Seminars & Colloquia

Mark Hoemmen

Sandia National Laboratories

"Kokkos: Manycore performance portability, for both applications and researchers "

Thursday October 15, 2015 11:00 AM
Location: 3211, EBII NCSU Centennial Campus
(Visitor parking instructions)

 

Abstract:

Kokkos lets applications and libraries implement shared-memory parallel algorithms that are performance portable across many different computer architectures. It is a library implemented in standard C++. 'Performance portable' means that Kokkos provides abstractions for parallel execution and data access, which it then maps efficiently to an underlying run-time environment such as OpenMP, Pthreads, or CUDA. By integrating execution and data mapping into a single programming model, Kokkos eliminates the contemporary array-of-structures versus structure-of-arrays dilemma from user code.

Kokkos' programming model consists of the following extensible abstractions: execution spaces where computations execute, execution policies for scheduling computations, parallel patterns, memory spaces where data is allocated, array layouts mapping multi-indices onto memory, and data access intent traits to portably map data accesses to architecture-specific mechanisms such as GPU texture cache.

 Academics should be interested in Kokkos for the following reasons:

 1. It is open source and available on Github.

2. It lets you write code once, that performs reasonably well on widely different computer architectures.

3. You can either write to Kokkos directly, or use it as a compilation target for higher-level / domain-specific languages or autotuning.

4. You can use it as a research vehicle for parallel algorithms, run-time systems, fault tolerance, and hardware / software codesign.

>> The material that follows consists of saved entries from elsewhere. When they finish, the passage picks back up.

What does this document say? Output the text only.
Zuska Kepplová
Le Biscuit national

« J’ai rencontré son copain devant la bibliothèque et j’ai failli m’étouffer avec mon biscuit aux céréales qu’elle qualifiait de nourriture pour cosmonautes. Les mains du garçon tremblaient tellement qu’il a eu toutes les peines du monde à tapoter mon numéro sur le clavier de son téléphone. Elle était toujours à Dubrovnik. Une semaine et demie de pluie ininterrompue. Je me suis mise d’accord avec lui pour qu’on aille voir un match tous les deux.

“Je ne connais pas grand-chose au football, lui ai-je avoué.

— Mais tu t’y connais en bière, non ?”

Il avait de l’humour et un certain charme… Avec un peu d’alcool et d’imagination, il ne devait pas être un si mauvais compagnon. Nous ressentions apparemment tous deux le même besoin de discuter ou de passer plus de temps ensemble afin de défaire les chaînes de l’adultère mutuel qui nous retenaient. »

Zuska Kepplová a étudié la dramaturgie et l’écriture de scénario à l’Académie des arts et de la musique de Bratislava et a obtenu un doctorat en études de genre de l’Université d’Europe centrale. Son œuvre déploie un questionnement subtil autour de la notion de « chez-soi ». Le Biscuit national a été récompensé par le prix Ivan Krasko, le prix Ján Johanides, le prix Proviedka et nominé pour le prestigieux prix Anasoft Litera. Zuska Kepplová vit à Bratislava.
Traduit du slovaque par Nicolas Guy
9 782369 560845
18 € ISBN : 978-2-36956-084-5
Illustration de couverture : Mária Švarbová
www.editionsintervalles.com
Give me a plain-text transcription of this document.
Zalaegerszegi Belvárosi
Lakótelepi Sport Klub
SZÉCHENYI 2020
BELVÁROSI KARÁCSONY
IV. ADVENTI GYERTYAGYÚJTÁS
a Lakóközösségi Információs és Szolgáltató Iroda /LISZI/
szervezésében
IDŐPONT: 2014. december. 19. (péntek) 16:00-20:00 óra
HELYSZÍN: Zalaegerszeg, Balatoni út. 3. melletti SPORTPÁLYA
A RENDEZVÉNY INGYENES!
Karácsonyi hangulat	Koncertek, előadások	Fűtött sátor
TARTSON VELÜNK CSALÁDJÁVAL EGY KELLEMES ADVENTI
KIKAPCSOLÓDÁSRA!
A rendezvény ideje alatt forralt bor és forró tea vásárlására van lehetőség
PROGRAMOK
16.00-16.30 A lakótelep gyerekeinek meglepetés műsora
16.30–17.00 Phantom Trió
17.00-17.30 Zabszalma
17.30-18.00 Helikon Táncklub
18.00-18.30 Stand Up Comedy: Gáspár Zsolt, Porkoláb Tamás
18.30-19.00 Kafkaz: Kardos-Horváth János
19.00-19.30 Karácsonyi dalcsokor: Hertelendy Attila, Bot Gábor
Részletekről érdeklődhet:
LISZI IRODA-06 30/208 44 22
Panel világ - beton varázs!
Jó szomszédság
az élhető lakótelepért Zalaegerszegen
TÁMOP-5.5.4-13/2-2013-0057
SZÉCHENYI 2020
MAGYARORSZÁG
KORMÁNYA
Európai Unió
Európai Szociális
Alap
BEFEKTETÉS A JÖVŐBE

5. Real applications use it right now. It's tested nightly. We pay attention to bug reports and pull requests.

 

Short Bio:

Mark Hoemmen is research and development staff at Sandia National Laboratories in Albuquerque, New Mexico. His research focuses on parallel numerical linear algebra, fault tolerance, parallel programming models, and performance tuning. He has a strong interest in software development as well, and spend much of his time on the Trilinos (trilinos.org) and Kokkos software projects.